The important difference is:

- `source` is about where the active input lives
- `mirror` is about where outputs for that input should go

That lets you keep path logic readable and source-aware without hand-building relative paths in every step.

Examples of common patterns:

- read a sidecar file beside the current source with `context.source.file("notes.json")`
- write one mirrored parquet beside the source shape with `context.mirror.with_suffix(".parquet")`
- write multiple outputs for the same source with `context.mirror.namespaced_file(...)`
- write a stable root-level artifact such as a snapshot or DuckDB file with `context.mirror.root_file(...)`

## Discovery

The desktop UI and Python entrypoints discover flows from compiled flow modules.

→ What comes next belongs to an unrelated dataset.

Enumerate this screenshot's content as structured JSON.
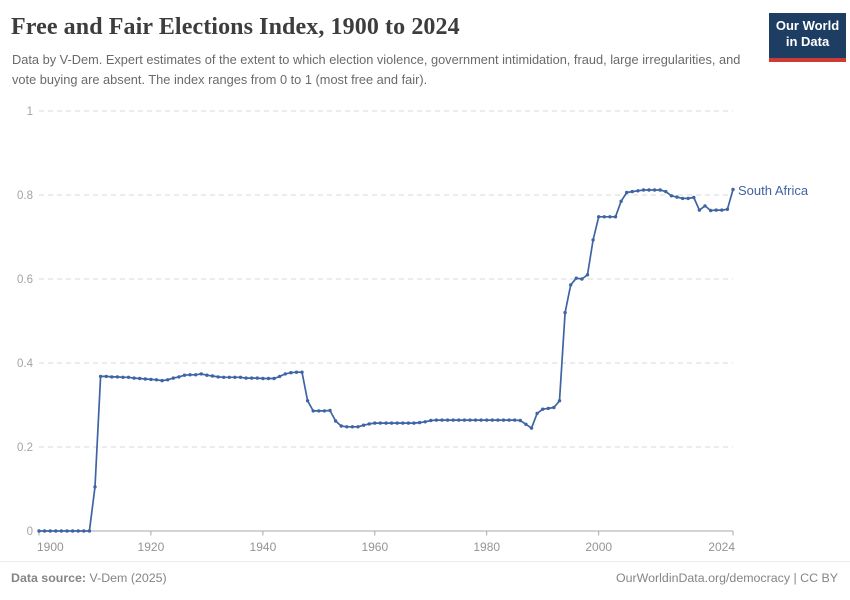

Each discovered flow module contributes:

- a module name
- optional `DESCRIPTION`
- `build() -> Flow`

The flow-module filename/module name is the flow identity surfaced in discovery and execution. The UI uses `Flow.label` when present, otherwise it derives a readable title from that internal name.

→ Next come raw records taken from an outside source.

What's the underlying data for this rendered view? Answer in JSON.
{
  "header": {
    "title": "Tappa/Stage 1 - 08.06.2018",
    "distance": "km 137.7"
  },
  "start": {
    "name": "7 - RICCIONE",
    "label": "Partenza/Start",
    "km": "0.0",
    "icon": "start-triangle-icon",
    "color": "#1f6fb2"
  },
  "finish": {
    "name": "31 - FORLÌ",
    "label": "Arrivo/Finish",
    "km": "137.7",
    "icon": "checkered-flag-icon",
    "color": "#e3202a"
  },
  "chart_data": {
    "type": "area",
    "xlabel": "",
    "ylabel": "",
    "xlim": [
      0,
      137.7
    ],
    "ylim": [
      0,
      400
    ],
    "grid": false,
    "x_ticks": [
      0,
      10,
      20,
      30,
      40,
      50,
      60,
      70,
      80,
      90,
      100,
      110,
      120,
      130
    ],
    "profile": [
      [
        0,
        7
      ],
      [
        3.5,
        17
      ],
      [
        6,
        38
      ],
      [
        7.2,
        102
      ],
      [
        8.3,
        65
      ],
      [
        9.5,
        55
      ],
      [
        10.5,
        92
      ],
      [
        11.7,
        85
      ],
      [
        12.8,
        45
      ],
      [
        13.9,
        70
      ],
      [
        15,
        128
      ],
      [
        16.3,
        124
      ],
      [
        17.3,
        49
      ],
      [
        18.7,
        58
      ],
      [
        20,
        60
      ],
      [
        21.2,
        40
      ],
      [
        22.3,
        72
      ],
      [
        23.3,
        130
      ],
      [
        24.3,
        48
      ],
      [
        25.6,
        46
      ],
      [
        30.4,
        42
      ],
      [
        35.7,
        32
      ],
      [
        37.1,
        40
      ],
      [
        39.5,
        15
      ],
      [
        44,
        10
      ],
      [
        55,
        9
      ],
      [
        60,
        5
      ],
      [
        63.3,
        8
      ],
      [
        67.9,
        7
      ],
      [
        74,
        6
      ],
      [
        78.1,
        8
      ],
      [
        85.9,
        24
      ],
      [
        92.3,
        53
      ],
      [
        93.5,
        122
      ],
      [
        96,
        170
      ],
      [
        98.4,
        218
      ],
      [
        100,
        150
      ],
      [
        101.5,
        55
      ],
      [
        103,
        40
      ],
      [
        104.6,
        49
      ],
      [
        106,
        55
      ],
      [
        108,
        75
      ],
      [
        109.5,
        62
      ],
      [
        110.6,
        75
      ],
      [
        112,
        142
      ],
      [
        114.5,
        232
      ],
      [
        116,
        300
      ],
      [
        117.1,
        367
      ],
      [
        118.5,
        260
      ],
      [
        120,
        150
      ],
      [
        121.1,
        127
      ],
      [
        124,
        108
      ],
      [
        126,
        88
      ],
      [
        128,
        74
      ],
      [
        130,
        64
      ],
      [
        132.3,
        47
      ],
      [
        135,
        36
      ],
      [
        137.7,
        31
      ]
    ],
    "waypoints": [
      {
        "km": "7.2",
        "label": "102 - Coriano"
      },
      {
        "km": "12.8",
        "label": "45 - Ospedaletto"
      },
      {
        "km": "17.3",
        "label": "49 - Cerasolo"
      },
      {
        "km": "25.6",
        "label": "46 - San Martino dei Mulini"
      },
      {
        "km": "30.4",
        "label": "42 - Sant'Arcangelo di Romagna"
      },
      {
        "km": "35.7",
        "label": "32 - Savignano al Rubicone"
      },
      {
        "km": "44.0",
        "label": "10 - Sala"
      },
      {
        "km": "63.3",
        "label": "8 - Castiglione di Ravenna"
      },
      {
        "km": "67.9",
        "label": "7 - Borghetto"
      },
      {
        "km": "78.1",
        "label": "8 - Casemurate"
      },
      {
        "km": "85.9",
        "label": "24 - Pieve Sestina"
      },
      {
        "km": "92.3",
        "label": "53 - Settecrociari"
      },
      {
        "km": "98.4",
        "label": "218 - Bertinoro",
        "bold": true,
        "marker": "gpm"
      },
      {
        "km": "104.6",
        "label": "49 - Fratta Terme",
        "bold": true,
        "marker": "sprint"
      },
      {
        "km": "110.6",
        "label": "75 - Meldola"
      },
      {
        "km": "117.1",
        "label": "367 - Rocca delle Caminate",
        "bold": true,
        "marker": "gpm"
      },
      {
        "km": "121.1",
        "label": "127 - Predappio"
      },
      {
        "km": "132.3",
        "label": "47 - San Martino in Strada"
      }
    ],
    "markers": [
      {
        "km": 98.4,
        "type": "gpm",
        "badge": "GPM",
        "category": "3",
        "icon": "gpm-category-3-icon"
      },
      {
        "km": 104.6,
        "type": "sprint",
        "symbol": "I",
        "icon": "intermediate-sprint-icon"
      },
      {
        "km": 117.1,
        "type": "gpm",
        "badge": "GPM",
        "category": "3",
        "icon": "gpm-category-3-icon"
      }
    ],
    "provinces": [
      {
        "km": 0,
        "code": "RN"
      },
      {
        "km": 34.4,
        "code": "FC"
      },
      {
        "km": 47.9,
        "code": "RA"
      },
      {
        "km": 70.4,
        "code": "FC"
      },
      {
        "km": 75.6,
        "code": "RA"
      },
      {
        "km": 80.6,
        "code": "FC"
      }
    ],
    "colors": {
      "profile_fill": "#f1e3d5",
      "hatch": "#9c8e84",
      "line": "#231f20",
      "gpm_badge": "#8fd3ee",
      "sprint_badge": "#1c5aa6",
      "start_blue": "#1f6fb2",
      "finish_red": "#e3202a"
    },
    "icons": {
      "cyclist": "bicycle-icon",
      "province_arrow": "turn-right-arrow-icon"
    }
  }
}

That discovered `Flow` object is what the UI inspects for:

- grouping
- step labels
- runtime mode
- source and mirror bindings

The authored `Flow` is the contract the runtime and UI inspect after discovery.

## Workspaces

Flows are discovered from the currently selected authored workspace.

An authored workspace typically contains:

- `flow_modules/`
- `flow_modules/flow_helpers/`
- `config/`
- `databases/`

The desktop app binds to one workspace at a time. When the selected workspace changes, the app reloads:

- discovered flows
- local runtime state
- daemon control state
- visible runs and logs

For the control and state model behind that, see [App Runtime and Workspaces](app-runtime-and-workspaces.md).